Recipes // Appetizers // Tomato Bread

Tomato Bread


It’s a simple formula, really: bread + tomatoes + garlic + olive oil = heaven.
But when you do the equation Spanish –style—rubbing the garlic on the toasted bread so the bread acts like a gentle grater, then moistening the bread with a halved ripe tomato so it absorbs the fresh tomato essence—the sum is all the more ethereal. It is a tapas staple that goes with just about any dish.

By Ellie Krieger

Makes 4 Servings


  • ½ small round loaf crusty, whole-grain bread
  • 1 tablespoon plus 2 teaspoons extra-virgin olive oil
  • 1 small clove garlic
  • 2 small ripe tomatoes
  • ¼ teaspoon salt
  • ¼ teaspoon freshly ground black pepper


  1. Remove the end of the bread for another use, then cut four 3/4-inch-thick slices. Brush the tops of each slice with 1 tablespoon total of the oil and toast in a toaster oven or under a broiler until crisp and browned.
  2. Slice the garlic clove in half and rub the cut side of the garlic onto the oiled side of each piece of toast, so the crispy top of the toasts acts as a kind of grater for the garlic.
  3. Cut one of the tomatoes in half and rub the cut sides of the tomato vigorously onto the bread so the bread becomes moist, but not soggy, and is covered with flecks of tomato flesh. Core and finely dice the other tomato and divide the diced tomato among the toasts. Drizzle each with ½ teaspoon of the remaining oil, then sprinkle with salt and pepper and serve.

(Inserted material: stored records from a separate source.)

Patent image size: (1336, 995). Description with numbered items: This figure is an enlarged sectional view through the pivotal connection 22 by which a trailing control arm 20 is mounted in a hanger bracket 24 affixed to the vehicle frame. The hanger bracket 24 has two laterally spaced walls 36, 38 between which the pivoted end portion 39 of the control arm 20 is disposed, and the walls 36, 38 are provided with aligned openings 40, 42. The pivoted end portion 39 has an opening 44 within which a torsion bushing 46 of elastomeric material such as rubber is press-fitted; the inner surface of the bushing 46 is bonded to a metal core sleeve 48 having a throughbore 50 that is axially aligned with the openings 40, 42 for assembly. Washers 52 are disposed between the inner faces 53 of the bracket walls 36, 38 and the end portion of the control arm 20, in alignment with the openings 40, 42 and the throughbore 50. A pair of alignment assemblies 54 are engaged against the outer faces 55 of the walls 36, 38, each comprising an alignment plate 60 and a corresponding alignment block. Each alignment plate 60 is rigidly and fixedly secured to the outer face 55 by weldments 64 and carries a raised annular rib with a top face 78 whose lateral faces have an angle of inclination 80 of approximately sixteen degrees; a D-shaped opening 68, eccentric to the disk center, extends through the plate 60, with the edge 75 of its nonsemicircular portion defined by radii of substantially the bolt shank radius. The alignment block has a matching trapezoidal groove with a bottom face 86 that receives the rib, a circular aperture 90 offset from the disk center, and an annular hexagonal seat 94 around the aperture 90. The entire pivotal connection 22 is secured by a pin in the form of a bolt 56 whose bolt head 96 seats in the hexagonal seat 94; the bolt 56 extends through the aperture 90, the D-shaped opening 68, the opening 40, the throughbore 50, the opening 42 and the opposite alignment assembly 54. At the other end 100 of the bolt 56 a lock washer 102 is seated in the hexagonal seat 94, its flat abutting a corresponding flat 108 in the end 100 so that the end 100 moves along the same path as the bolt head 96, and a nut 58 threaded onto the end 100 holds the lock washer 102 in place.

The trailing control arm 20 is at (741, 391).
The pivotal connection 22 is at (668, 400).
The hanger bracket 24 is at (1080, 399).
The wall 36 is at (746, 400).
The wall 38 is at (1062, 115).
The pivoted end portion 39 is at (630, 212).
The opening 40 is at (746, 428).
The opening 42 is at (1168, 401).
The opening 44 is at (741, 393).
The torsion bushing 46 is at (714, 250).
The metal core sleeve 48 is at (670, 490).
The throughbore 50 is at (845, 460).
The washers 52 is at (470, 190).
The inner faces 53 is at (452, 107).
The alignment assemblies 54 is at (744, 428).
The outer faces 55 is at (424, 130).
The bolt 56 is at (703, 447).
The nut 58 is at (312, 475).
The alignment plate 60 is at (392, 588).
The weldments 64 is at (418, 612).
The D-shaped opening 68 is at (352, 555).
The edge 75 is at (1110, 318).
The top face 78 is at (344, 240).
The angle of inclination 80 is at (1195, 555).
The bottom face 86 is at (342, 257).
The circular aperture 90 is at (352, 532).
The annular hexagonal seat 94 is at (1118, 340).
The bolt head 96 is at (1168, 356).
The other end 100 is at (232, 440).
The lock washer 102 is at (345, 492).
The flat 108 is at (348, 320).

CALORIES 170; Total Fat 8g (Sat Fat 1 g, Mono Fat 4.8g, Poly Fat 1.4 g); Protein 6g; Carb 20g; Fiber 4g; Cholesterol 0mg; Sodium 250mg

EXCELLENT SOURCE OF Maganese, Selenium

GOOD SOURCE OF Fiber, Phosphorus, Protein

TOMATOES AND OLIVE OIL are truly a perfect pair, and not just taste-wise. Turns out, olive oil helps your body absorb the powerful antioxidant lycopene, which is in the tomatoes. Pretty delicious teamwork!